Wednesday, 2 April 2014: 4:30 PM
Garden Ballroom (Town and Country Resort )
Handout (6.2 MB) Handout (6.1 MB)
Although the greatest variance in convection associated with the Madden Julian Oscillation (MJO) occurs over the Indo-Pacific warm pool, the MJO is associated with substantial circulation patterns in the tropics and the extratropics of the Western Hemisphere. Reanalysis data suggest that upper tropospheric easterly wind anomalies on the equator between 40°W and 140°W precede 86% of active convective phases of MJO events greater than one standard deviation in amplitude over the Indian basin during the Northern Hemisphere winter.
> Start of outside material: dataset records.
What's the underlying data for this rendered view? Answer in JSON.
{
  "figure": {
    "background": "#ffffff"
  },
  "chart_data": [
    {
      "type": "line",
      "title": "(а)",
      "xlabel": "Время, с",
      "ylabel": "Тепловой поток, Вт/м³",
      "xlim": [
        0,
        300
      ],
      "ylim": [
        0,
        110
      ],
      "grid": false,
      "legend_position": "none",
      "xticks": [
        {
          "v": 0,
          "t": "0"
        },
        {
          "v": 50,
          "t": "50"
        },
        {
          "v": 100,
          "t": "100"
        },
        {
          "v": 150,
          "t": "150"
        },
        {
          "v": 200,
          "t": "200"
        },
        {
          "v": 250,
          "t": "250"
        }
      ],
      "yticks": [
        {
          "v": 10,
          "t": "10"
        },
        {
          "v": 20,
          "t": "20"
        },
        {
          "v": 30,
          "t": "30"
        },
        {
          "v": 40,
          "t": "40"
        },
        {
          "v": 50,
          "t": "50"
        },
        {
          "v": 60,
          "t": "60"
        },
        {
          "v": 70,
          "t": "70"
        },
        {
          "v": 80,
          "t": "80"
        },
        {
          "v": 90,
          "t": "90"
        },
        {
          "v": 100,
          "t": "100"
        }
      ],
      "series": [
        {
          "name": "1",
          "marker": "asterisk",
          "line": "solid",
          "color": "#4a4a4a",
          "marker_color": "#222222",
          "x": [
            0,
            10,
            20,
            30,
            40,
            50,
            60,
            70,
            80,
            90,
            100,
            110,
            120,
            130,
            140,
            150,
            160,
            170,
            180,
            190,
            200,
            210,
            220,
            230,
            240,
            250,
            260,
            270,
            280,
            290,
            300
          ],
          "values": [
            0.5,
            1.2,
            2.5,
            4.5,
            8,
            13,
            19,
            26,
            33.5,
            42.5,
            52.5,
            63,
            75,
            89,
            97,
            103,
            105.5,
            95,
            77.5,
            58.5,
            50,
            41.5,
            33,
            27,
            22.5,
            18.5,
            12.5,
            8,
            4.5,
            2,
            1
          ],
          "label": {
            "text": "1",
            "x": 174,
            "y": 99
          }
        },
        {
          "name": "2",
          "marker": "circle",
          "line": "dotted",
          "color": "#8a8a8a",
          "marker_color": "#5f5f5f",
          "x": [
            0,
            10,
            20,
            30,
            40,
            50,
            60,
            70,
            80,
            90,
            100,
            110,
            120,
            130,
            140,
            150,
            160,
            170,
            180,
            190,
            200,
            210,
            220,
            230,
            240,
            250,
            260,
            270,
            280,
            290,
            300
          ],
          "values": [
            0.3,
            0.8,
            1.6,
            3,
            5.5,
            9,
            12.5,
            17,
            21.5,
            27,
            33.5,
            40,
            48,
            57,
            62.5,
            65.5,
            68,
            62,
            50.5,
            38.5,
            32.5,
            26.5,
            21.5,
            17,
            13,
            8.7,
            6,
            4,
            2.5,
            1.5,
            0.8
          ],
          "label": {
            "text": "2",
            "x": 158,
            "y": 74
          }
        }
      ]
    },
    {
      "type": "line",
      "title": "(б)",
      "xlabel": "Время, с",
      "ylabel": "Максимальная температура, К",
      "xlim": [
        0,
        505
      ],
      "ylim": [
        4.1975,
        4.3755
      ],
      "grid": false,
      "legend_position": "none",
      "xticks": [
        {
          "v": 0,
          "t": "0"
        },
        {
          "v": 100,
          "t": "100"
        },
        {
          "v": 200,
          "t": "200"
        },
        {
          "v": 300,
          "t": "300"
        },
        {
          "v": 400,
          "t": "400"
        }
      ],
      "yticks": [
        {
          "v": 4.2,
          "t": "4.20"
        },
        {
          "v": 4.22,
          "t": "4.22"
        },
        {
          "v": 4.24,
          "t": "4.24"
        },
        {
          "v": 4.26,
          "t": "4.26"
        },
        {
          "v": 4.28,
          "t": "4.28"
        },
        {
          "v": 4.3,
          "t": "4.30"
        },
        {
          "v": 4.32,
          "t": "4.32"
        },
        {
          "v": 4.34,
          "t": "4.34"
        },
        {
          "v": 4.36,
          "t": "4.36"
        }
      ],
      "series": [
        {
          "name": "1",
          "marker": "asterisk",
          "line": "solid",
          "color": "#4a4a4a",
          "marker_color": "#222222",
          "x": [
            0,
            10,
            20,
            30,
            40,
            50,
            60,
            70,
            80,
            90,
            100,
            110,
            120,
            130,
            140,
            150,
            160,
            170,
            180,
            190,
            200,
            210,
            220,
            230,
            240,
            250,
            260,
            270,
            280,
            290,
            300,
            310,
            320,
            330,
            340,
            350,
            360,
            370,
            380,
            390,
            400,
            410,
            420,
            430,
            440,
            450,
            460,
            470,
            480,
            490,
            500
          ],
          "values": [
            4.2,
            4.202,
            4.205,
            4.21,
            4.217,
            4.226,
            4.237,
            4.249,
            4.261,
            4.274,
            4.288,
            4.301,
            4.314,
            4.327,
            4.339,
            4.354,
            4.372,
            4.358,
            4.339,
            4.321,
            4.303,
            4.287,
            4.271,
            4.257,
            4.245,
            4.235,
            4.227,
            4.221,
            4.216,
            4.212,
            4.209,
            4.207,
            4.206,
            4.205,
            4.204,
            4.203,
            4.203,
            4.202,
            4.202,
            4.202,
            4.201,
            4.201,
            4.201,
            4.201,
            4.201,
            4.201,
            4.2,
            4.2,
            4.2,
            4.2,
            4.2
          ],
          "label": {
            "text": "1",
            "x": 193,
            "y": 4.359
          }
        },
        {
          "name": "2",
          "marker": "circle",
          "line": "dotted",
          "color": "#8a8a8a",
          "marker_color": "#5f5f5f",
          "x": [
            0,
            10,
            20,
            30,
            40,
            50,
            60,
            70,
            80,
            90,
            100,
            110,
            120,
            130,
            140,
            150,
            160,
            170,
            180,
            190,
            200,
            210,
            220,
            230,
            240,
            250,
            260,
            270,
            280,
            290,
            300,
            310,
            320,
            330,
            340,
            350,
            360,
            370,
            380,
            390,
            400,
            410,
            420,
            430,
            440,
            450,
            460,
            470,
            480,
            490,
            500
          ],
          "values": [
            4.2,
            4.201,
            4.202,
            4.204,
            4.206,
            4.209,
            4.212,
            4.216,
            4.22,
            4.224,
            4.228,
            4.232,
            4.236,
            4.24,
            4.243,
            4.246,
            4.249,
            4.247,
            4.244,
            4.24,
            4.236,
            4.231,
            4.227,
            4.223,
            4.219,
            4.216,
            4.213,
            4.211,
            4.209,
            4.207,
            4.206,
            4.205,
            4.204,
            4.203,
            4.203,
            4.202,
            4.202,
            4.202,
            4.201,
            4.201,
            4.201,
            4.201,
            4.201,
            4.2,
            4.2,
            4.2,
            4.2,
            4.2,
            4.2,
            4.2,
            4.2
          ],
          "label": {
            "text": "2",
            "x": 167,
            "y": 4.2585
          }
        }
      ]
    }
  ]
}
Composites of those MJO events that are preceded by westerly wind anomalies and those events preceded by easterly wind anomalies are compared. Results show that those events that are preceded by westerly wind anomalies fail to thrive and do not yield the amplitude in convection nor the canonical atmospheric circulation response that is associated with those that are preceded by easterly wind. The composite of events preceded by easterly winds reveals that these winds amplify coincident with arrival of an anticyclone into the tropics from a wave train that extends across the middle latitudes of the Pacific Ocean and North America. The resultant easterlies then radiate eastward across Africa to the Indian basin at the phase speed of convectively coupled Kelvin waves, where they are joined by other anticyclones propagating into the tropics, apparently facilitating westward outflow from the amplifying Indian basin convection.